Pemerintah focus menjaga perekonomian nasional dari rambatan risiko global. Salah satunya, peningkatan harga komoditas energi.
Indonesia telah membulatkan tekadnya untuk penggunaan energi hijau. Peta jalan menuju visi itu pun telah ditetapkan. Salah satu bentuk komitmennya, yakni rencana penerapan pajak karbon sebagai solusi guna mengatasi permasalahan iklim.
Di antara berbagai ide yang digagas, pajak karbon digadang-gadang menjadi salah satu solusi. Pajak karbon adalah instrumen pengendalian iklim dalam mencapai pertumbuhan ekonomi berkelanjutan (sustainable) sesuai prinsip pencemar membayar (polluter pays principle).

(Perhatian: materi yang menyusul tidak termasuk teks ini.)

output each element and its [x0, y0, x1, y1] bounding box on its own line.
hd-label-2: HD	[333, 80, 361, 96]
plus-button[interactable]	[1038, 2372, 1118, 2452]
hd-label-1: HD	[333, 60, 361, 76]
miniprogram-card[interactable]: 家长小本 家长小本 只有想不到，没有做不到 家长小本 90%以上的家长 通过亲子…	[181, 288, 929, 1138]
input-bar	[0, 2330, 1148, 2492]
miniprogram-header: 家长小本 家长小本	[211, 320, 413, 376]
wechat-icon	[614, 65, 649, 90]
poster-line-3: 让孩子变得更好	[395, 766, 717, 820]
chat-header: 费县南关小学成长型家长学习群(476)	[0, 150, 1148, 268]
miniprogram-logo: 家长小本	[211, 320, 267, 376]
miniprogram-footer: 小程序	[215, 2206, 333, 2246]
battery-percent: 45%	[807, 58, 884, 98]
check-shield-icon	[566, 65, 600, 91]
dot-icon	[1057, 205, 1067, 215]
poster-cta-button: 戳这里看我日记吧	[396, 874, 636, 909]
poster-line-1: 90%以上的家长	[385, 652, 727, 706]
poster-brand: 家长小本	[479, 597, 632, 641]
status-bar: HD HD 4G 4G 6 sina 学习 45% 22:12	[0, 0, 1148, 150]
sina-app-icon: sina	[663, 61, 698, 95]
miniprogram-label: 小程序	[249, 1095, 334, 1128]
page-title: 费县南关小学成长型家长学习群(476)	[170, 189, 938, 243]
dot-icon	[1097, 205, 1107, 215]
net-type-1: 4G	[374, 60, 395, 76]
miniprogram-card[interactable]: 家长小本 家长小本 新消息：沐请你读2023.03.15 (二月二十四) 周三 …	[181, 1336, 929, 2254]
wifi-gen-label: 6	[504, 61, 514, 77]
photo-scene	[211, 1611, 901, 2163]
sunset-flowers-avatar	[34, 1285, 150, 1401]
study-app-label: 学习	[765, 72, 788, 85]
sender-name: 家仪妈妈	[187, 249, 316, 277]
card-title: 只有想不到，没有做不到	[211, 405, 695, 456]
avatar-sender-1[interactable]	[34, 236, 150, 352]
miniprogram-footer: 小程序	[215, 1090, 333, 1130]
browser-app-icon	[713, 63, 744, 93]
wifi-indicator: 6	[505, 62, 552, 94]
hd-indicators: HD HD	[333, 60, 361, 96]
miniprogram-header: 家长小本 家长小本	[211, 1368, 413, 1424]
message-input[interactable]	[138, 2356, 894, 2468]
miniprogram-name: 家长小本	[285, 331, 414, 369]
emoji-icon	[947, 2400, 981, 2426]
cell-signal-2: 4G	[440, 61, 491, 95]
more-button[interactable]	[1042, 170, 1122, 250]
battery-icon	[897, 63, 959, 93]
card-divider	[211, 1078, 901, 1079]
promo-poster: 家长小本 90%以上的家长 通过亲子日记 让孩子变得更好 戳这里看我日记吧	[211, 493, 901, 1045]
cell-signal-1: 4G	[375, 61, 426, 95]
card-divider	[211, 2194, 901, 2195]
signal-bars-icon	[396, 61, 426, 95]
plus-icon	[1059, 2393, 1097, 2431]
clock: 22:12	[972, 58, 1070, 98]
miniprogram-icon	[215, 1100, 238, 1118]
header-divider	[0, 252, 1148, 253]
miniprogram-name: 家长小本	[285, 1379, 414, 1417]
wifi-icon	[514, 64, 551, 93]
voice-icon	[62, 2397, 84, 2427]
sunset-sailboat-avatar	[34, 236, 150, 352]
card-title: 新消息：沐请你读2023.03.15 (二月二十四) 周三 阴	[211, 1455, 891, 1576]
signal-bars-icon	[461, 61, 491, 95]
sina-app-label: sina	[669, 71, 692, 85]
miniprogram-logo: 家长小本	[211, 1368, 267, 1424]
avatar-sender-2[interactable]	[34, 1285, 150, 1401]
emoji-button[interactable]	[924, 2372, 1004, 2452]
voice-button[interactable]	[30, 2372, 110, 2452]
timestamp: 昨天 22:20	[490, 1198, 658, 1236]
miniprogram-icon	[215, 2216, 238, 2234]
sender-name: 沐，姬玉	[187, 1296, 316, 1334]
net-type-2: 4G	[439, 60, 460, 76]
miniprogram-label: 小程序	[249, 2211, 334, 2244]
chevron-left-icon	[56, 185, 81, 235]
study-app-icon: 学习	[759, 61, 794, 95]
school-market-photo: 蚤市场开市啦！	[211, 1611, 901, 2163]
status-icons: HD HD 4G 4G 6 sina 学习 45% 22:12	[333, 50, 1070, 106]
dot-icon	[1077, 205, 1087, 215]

Dalam rangka itu, Indonesia pun menetapkan waktu penerapannya. Pertama, penerapannya pada April 2022. Namun, rencana itu ditunda karena regulasinya belum siap. Berikutnya ditetapkan kembali pada 1 Juli 2022 dan itupun kembali ditunda.
Kementerian Keuangan belum memberikan kepastian kapan pajak karbon akan diberlakukan setelah penerapan pajak karbon ditunda sebanyak dua kali. Menteri Keuangan Sri Mulyani Indrawati menyampaikan, pihaknya tengah merumuskan aturan turunan dari pajak karbon.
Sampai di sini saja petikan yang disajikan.